A medical scheme hospital plan must also cover you for the prescribed minimum benefits (PMBs). This means you may enjoy some out-of-hospital benefits as well – for example, for consultations with your doctor and chronic medication for one of the 26 common chronic conditions listed as a PMB.
It will also possibly cover you for major medical expenses, such as those for cancer – definitely those that are PMBs.
Medical scheme hospital plan options differ from scheme to scheme, so be sure to check the benefits.
What you need to get cover
You will not be required to have a medical assessment in order to take out a hospital cash plan, but you will be asked if you have any pre-existing conditions, such as a heart condition, diabetes and cancer.

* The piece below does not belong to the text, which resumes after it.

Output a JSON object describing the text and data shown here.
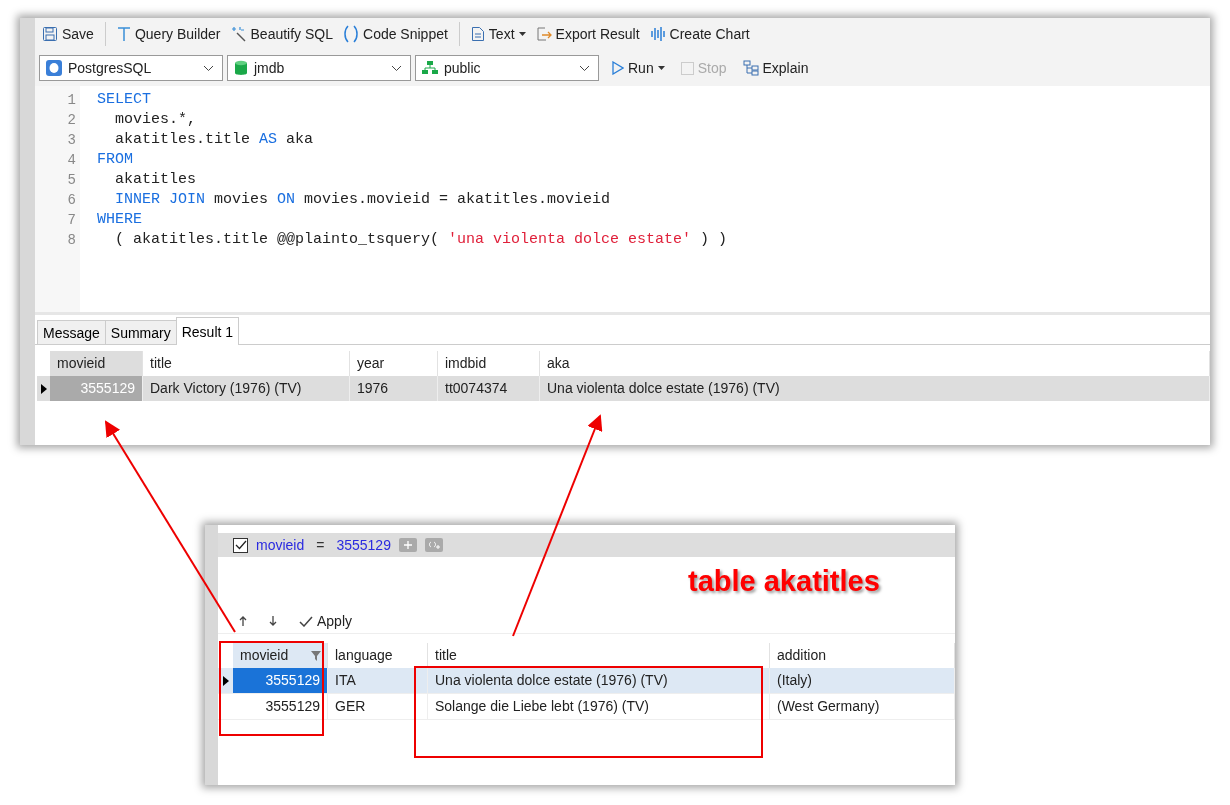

Waiting periods may apply to those conditions. Insurers are not allowed to price hospital cash plans on your individual risk – that is your age or health – they have to set a group rate for, for example, a group of employers, or any individual who takes out cover.
An insurer can, however, set a maximum entry age for these policies and can charge any policyholder who takes the policy out after that age a higher premium.
An insurer cannot deny you a policy unless you have committed fraud on an insurance policy previously.
If you declare a pre-existing condition, your insurer may then impose a waiting period for that condition and you will not be able to claim for hospitalisation related to that condition until the waiting period has expired.
Insurers may only impose one of two waiting periods:
- A three-month general waiting period, which means you cannot claim benefits for three months after you take out the policy; or
- A 12-month waiting period on any pre-existing condition, which means you cannot claim for that condition in the first 12 months of the policy.
If you switch from one hospital cash plan provider to another with a break of no more than three months, no new waiting period can be imposed, but the remainder of any waiting period that applied to your old policy may be applied to your new one.
Any claims submitted within the first 12 months of your policy will be investigated to see if the condition you claim for was a pre-existing one, so it will not benefit you not to disclose your condition/s.
Some hospital cash plans include benefits such as access to qualified nursing advice via a 24/7 telephonic service in any South African language.
Hospital cash plans may be offered with cash-back benefits that are paid to you if you do not claim within a certain period.
Hospital cash plans are often bundled with policy benefits that pay a lump sum on diagnosis of a severe illness or if you are involved in an accident.
Some are also bundled with low-cost plans that, in return for a monthly premium, offer cover for day-to-day healthcare, such as a visits to a general practitioner, dentist, optometrist, basic X-rays and blood tests, as well as prescribed medicines. These plans may exclude cover for ongoing chronic conditions.